Impariamo a farci aiutare. GM stranieri: il
valore aggiunto
Esiste, e da qualche tempo, una vera e propria "questione stranieri" nel
mondo scacchistico nazionale, costituita da alcuni elementi individuabili.
Il ritardo storico del movimento scacchistico italiano rispetto al resto
d'Europa é il punto di partenza, dal momento che risale proprio al
periodo di maggiore espansione culturale e geografica del gioco.
L'esclusione dallo sviluppo sportivo in seno al C.O.N.I. durante il ventennio
fascista costituì un aggravante, economica certo, organizzativa,
ma soprattutto culturale: gli scacchi come passatempo per pensionati sono
uno stereotipo col quale facciamo ancora i conti. L'isolamento è durato
sino al recente e lento reinserimento nel comitato olimpico, coinciso con
il suo declino economico, nonché col periodo di maggiore incidenza burocratica
(antidoping e restrizioni sugli stranieri).
Bisogna quindi dare uno sguardo comparativo con le nazioni europee che,
già prima della caduta del muro di Berlino, e poi crollata la scuola sovietica,
hanno saccheggiato dei maggiori talenti e dei personaggi maggiormente in
auge a quel tempo il blocco sovietico, naturalizzando gli ospiti. Così
hanno formato una scuola, un veicolo di facile pubblicità, una guida ed
un esempio per i giovani. Consideriamo la Francia (Spassky, Tkachiev, Sokolov)

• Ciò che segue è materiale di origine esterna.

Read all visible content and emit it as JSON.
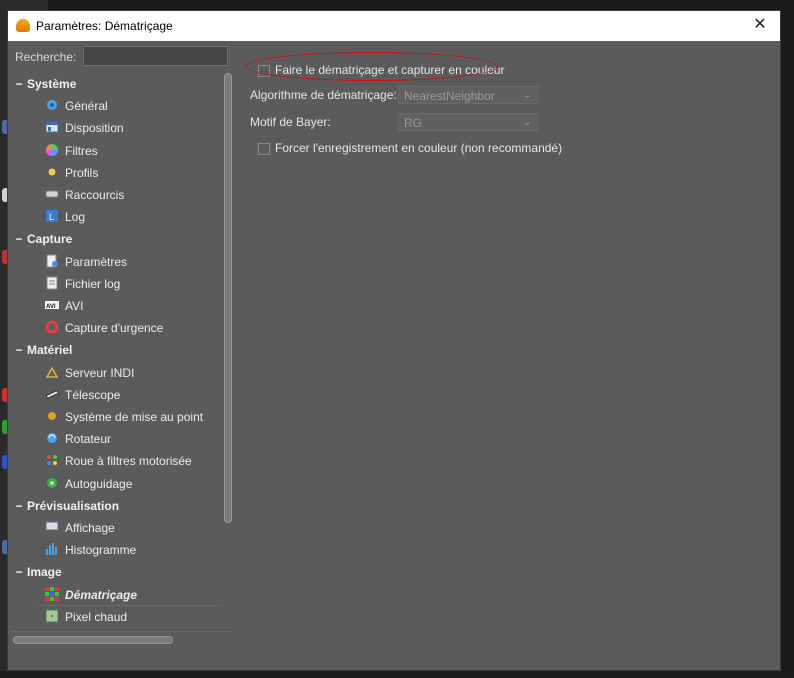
{
  "window": {
    "title": "Paramètres: Dématriçage",
    "close_label": "✕"
  },
  "search": {
    "label": "Recherche:",
    "value": ""
  },
  "tree": [
    {
      "kind": "cat",
      "label": "Système",
      "expander": "−"
    },
    {
      "kind": "item",
      "label": "Général",
      "icon": "gear-icon"
    },
    {
      "kind": "item",
      "label": "Disposition",
      "icon": "layout-icon"
    },
    {
      "kind": "item",
      "label": "Filtres",
      "icon": "color-wheel-icon"
    },
    {
      "kind": "item",
      "label": "Profils",
      "icon": "star-icon"
    },
    {
      "kind": "item",
      "label": "Raccourcis",
      "icon": "keyboard-icon"
    },
    {
      "kind": "item",
      "label": "Log",
      "icon": "log-icon"
    },
    {
      "kind": "cat",
      "label": "Capture",
      "expander": "−"
    },
    {
      "kind": "item",
      "label": "Paramètres",
      "icon": "settings-doc-icon"
    },
    {
      "kind": "item",
      "label": "Fichier log",
      "icon": "file-icon"
    },
    {
      "kind": "item",
      "label": "AVI",
      "icon": "avi-icon"
    },
    {
      "kind": "item",
      "label": "Capture d'urgence",
      "icon": "lifebuoy-icon"
    },
    {
      "kind": "cat",
      "label": "Matériel",
      "expander": "−"
    },
    {
      "kind": "item",
      "label": "Serveur INDI",
      "icon": "indi-server-icon"
    },
    {
      "kind": "item",
      "label": "Télescope",
      "icon": "telescope-icon"
    },
    {
      "kind": "item",
      "label": "Système de mise au point",
      "icon": "focuser-icon"
    },
    {
      "kind": "item",
      "label": "Rotateur",
      "icon": "rotator-icon"
    },
    {
      "kind": "item",
      "label": "Roue à filtres motorisée",
      "icon": "filter-wheel-icon"
    },
    {
      "kind": "item",
      "label": "Autoguidage",
      "icon": "autoguide-icon"
    },
    {
      "kind": "cat",
      "label": "Prévisualisation",
      "expander": "−"
    },
    {
      "kind": "item",
      "label": "Affichage",
      "icon": "monitor-icon"
    },
    {
      "kind": "item",
      "label": "Histogramme",
      "icon": "histogram-icon"
    },
    {
      "kind": "cat",
      "label": "Image",
      "expander": "−"
    },
    {
      "kind": "item",
      "label": "Dématriçage",
      "icon": "bayer-grid-icon",
      "selected": true
    },
    {
      "kind": "item",
      "label": "Pixel chaud",
      "icon": "hot-pixel-icon"
    }
  ],
  "form": {
    "debayer_checkbox": {
      "label": "Faire le dématriçage et capturer en couleur",
      "checked": false
    },
    "algorithm": {
      "label": "Algorithme de dématriçage:",
      "value": "NearestNeighbor"
    },
    "bayer_pattern": {
      "label": "Motif de Bayer:",
      "value": "RG"
    },
    "force_color_checkbox": {
      "label": "Forcer l'enregistrement en couleur (non recommandé)",
      "checked": false
    }
  },
  "colors": {
    "accent_annotation": "#cc1010",
    "panel": "#5b5b5b"
  }
}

la Svizzera (Korchnoi) la Spagna (Shirov), ma anche le nazioni con più
forte tradizione, che non si sono scluse da questa politica, come Gran Bretagna
e Germania.
L'Italia, che in un certo senso è stata in questo campo fortunata, per una
serie di circostanze anche di merito (per esempio degli organizzatori dei
tornei, come dell'atteggiamento positivo della Federazione) vede allontanarsi
gli stranieri che hanno scelto di vivere, stentatamente, da noi. La debolezza
della federazione, un C.O.N.I. calciocentrico, leggi nazionali a maglie
larghe ma burocraticamente folli, sono solo alcuni dei problemi che ostacolano
l'importante contributo che forti giocatori danno allo sviluppo degli scacchi.
Si aggiunge da qualche tempo un atteggiamento insensatamente difensivistico
dei pochi giocatori nostrani di qualche valore, contro il quale faticosamente
è costretta a remare la nostra federazione e, ciliegina sulla torta, la
scomparsa di un grande personaggio e giocatore come Vujovic, con la quale
si è perso il principale punto di riferimento dei giocatori slavi che hanno
per anni frequentato i nostri tornei.
Una o più personalità straniere di grido non sono "LA" soluzione
ne "IL" veicolo di sviluppo della nostra disciplina, ma, considerato l'arretramento
storico che ci affligge, ne costituisce un elemento imprescindibile.
Da queste considerazioni c'è da augurarsi che nasca una attenzione
specifica sull'argomento con un atteggiamento progettuale, considerato che
la distanza col resto dell'Europa scacchistica appare già da ora incolmabile,
e certamente nessuno si augura che prenda forme mortificanti.